InfoWorld took a fascinating look at the soft underbelly of the IT work world recently. Sadly, all of the author's sources refused to be identified out of concern for their jobs. I find that level of fear disturbing since serious issues rarely get better unless they are exposed to the light of day and managers are held accountable.
It's not that I don't understand the reluctance of IT workers to come forward publicly. They know they are easily replaced by the legions of tech workers churning through colleges in the U.S. and those waiting in the wings for jobs to be outsourced overseas. I'm dismayed that the climate is so hostile in the first place, and that managers and CIOs allow it to continue.

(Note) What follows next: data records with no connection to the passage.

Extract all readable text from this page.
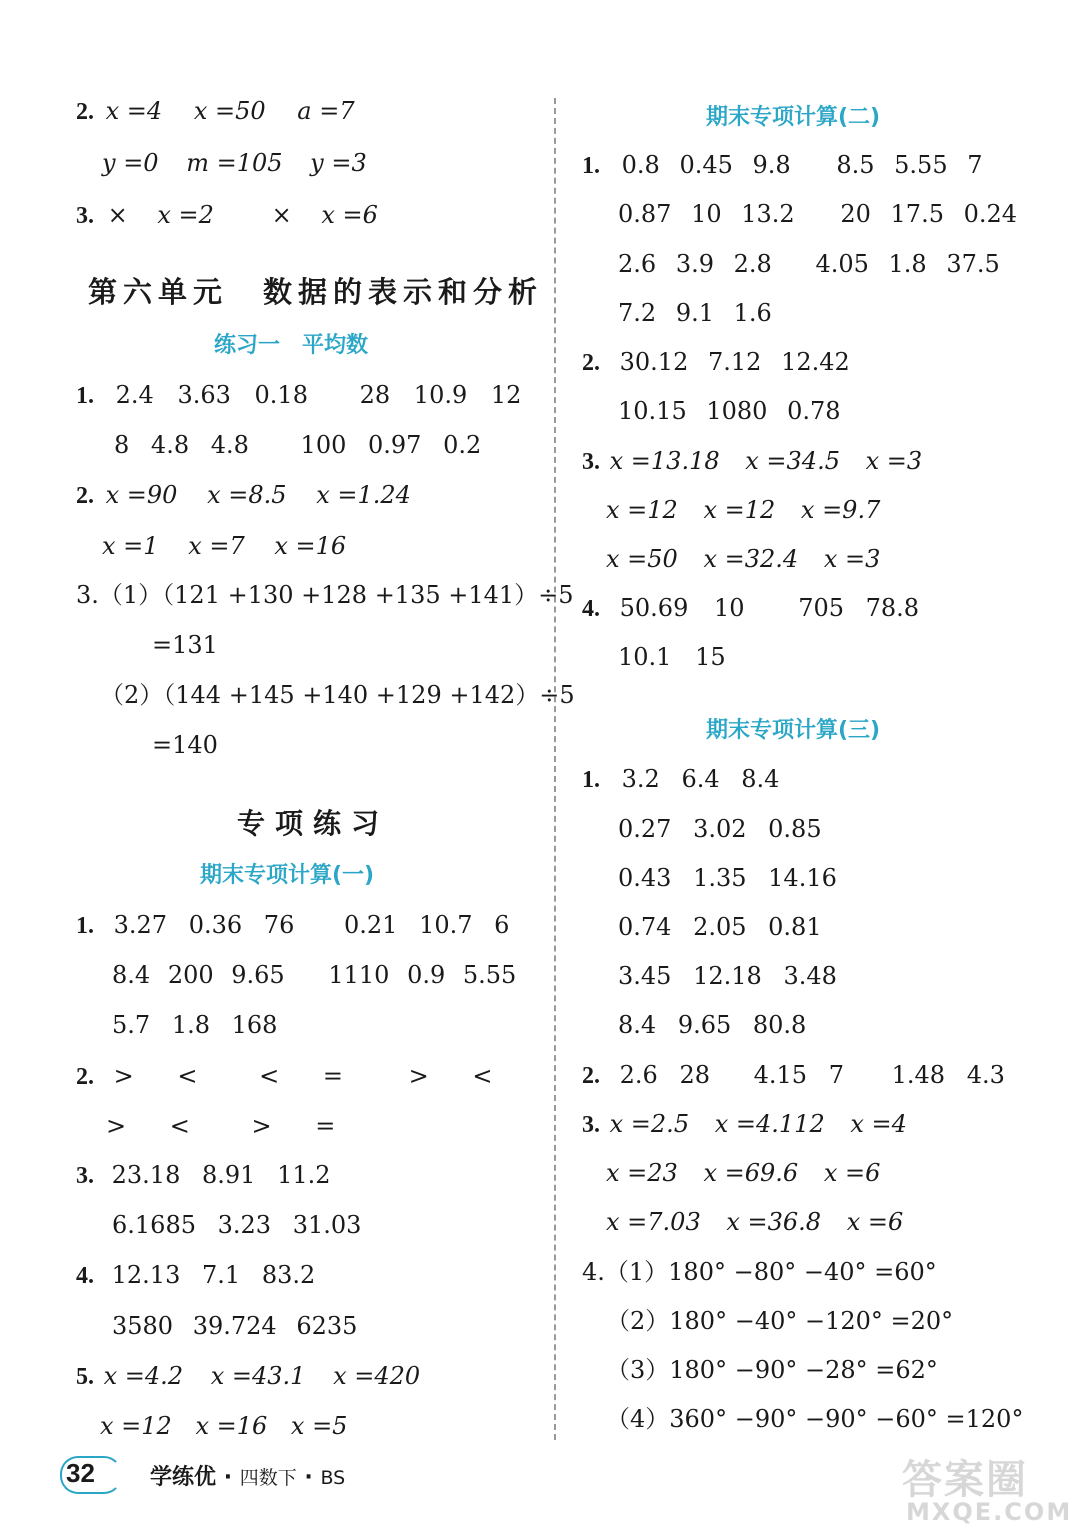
2. x =4 x =50 a =7
y =0 m =105 y =3
3. × x =2 × x =6
第六单元　数据的表示和分析
练习一　平均数
1. 2.4 3.63 0.18 28 10.9 12
8 4.8 4.8 100 0.97 0.2
2. x =90 x =8.5 x =1.24
x =1 x =7 x =16
3.（1）（121 +130 +128 +135 +141）÷5
=131
（2）（144 +145 +140 +129 +142）÷5
=140
专项练习
期末专项计算(一)
1. 3.27 0.36 76 0.21 10.7 6
8.4 200 9.65 1110 0.9 5.55
5.7 1.8 168
2. > <	< =	> <
> <	> =
3. 23.18 8.91 11.2
6.1685 3.23 31.03
4. 12.13 7.1 83.2
3580 39.724 6235
5. x =4.2 x =43.1 x =420
x =12 x =16 x =5
期末专项计算(二)
1. 0.8 0.45 9.8 8.5 5.55 7
0.87 10 13.2 20 17.5 0.24
2.6 3.9 2.8 4.05 1.8 37.5
7.2 9.1 1.6
2. 30.12 7.12 12.42
10.15 1080 0.78
3. x =13.18 x =34.5 x =3
x =12 x =12 x =9.7
x =50 x =32.4 x =3
4. 50.69 10 705 78.8
10.1 15
期末专项计算(三)
1. 3.2 6.4 8.4
0.27 3.02 0.85
0.43 1.35 14.16
0.74 2.05 0.81
3.45 12.18 3.48
8.4 9.65 80.8
2. 2.6 28 4.15 7 1.48 4.3
3. x =2.5 x =4.112 x =4
x =23 x =69.6 x =6
x =7.03 x =36.8 x =6
4.（1）180° −80° −40° =60°
（2）180° −40° −120° =20°
（3）180° −90° −28° =62°
（4）360° −90° −90° −60° =120°
32	学练优 · 四数下 · BS	答案圈
MXQE.COM
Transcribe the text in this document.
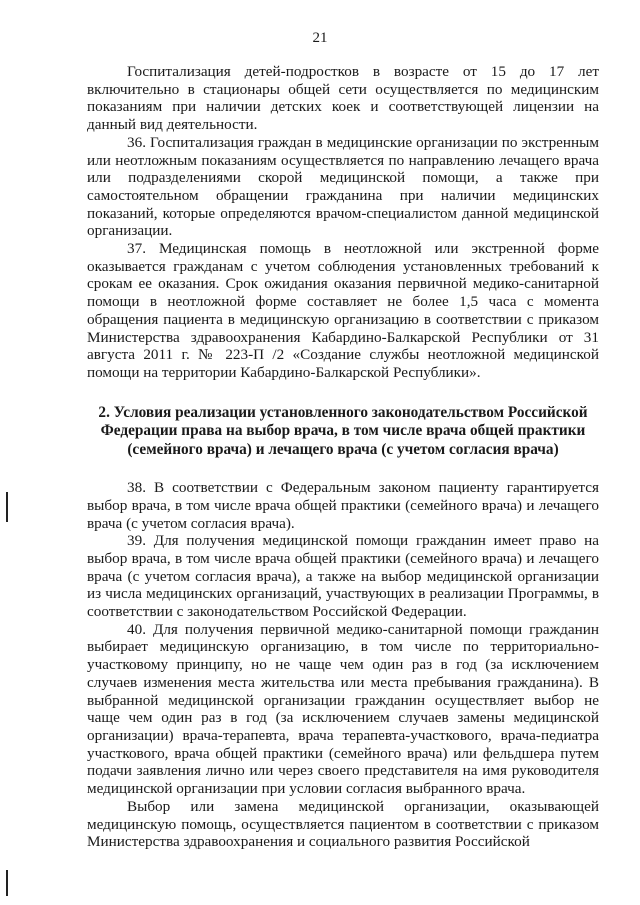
21

Госпитализация детей-подростков в возрасте от 15 до 17 лет включительно в стационары общей сети осуществляется по медицинским показаниям при наличии детских коек и соответствующей лицензии на данный вид деятельности.

36. Госпитализация граждан в медицинские организации по экстренным или неотложным показаниям осуществляется по направлению лечащего врача или подразделениями скорой медицинской помощи, а также при самостоятельном обращении гражданина при наличии медицинских показаний, которые определяются врачом-специалистом данной медицинской организации.

37. Медицинская помощь в неотложной или экстренной форме оказывается гражданам с учетом соблюдения установленных требований к срокам ее оказания. Срок ожидания оказания первичной медико-санитарной помощи в неотложной форме составляет не более 1,5 часа с момента обращения пациента в медицинскую организацию в соответствии с приказом Министерства здравоохранения Кабардино-Балкарской Республики от 31 августа 2011 г. № 223-П /2 «Создание службы неотложной медицинской помощи на территории Кабардино-Балкарской Республики».

2. Условия реализации установленного законодательством Российской Федерации права на выбор врача, в том числе врача общей практики (семейного врача) и лечащего врача (с учетом согласия врача)

38. В соответствии с Федеральным законом пациенту гарантируется выбор врача, в том числе врача общей практики (семейного врача) и лечащего врача (с учетом согласия врача).

39. Для получения медицинской помощи гражданин имеет право на выбор врача, в том числе врача общей практики (семейного врача) и лечащего врача (с учетом согласия врача), а также на выбор медицинской организации из числа медицинских организаций, участвующих в реализации Программы, в соответствии с законодательством Российской Федерации.

40. Для получения первичной медико-санитарной помощи гражданин выбирает медицинскую организацию, в том числе по территориально-участковому принципу, но не чаще чем один раз в год (за исключением случаев изменения места жительства или места пребывания гражданина). В выбранной медицинской организации гражданин осуществляет выбор не чаще чем один раз в год (за исключением случаев замены медицинской организации) врача-терапевта, врача терапевта-участкового, врача-педиатра участкового, врача общей практики (семейного врача) или фельдшера путем подачи заявления лично или через своего представителя на имя руководителя медицинской организации при условии согласия выбранного врача.

Выбор или замена медицинской организации, оказывающей медицинскую помощь, осуществляется пациентом в соответствии с приказом Министерства здравоохранения и социального развития Российской
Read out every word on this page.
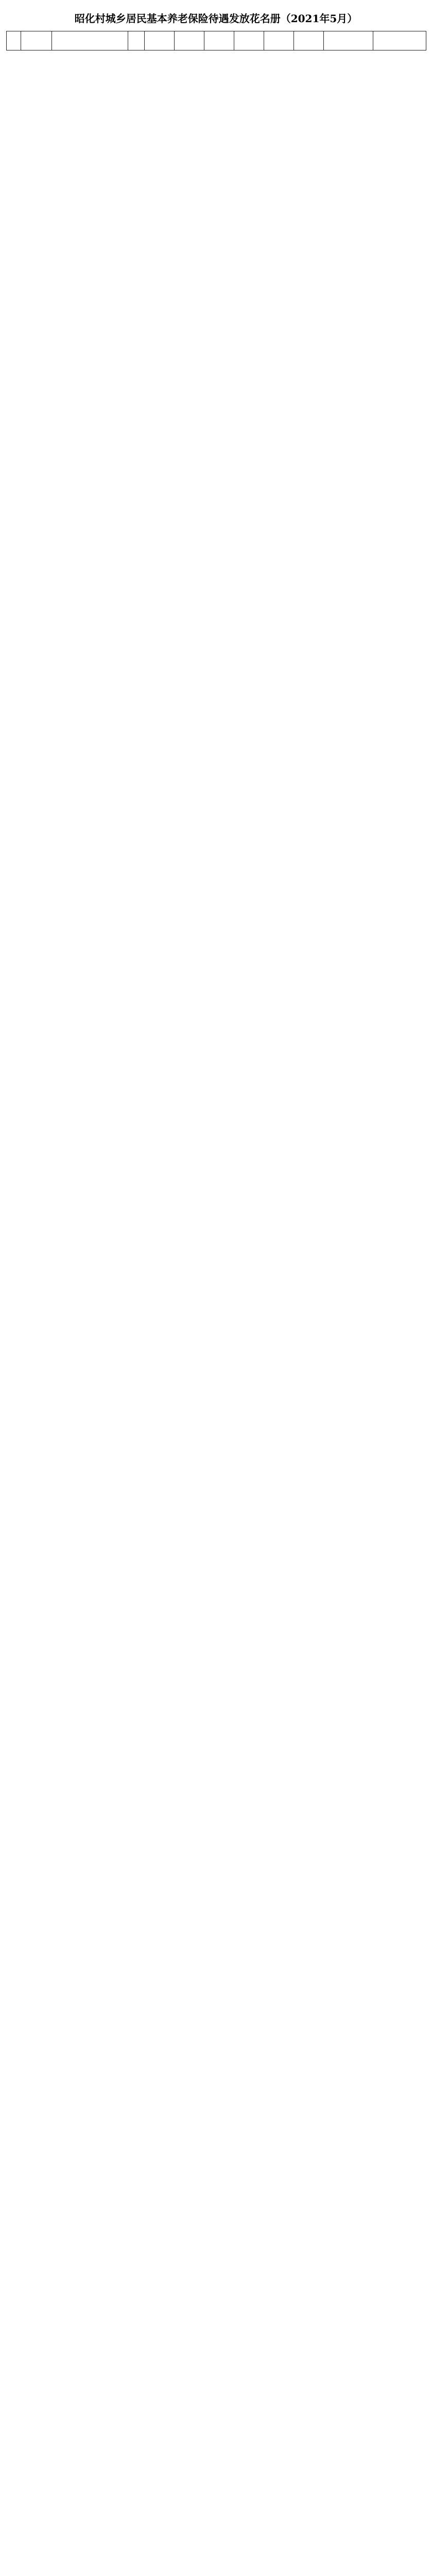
昭化村城乡居民基本养老保险待遇发放花名册（2021年5月）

The chief long-standing complaint of tech workers is how they are expected to produce results with little or no say in how to get the job done. For instance, the president of a company may suddenly decide the entire company needs to "go green." He'll issue a directive to IT to reduce its carbon footprint without actually funneling money into the department to retire old, outdated equipment and replace it with environmentally-friendly hardware. Tensions arise when the company president tells IT to make do with what they have, and IT simply can't.
In his article, Kaneshige tells story after story of tech workers who struggle to keep their jobs, dignity, and sometimes sanity, in the face of an industrywide uptick of layoffs. "There's no question that another flare-up à la Childs is in the making, as companies turn a deaf ear to the pleas of burnt-out tech workers," he says.
There's precious little advice in the article about how to fix this severely damaged situation, likely because no one knows just what to do about it. One IT manager Kaneshige interviewed recommends choosing someone with a technical, rather than business, background to lead teams of tech workers. CTO Yau-Man Chan says he expects his corps of engineers would "be less cooperative if [he] came from a business background."
What else can be done to reduce the tension between IT managers and staff? Of course communication and respect are key, but let's dig deeper. Let's have some real-world ideas in the comments.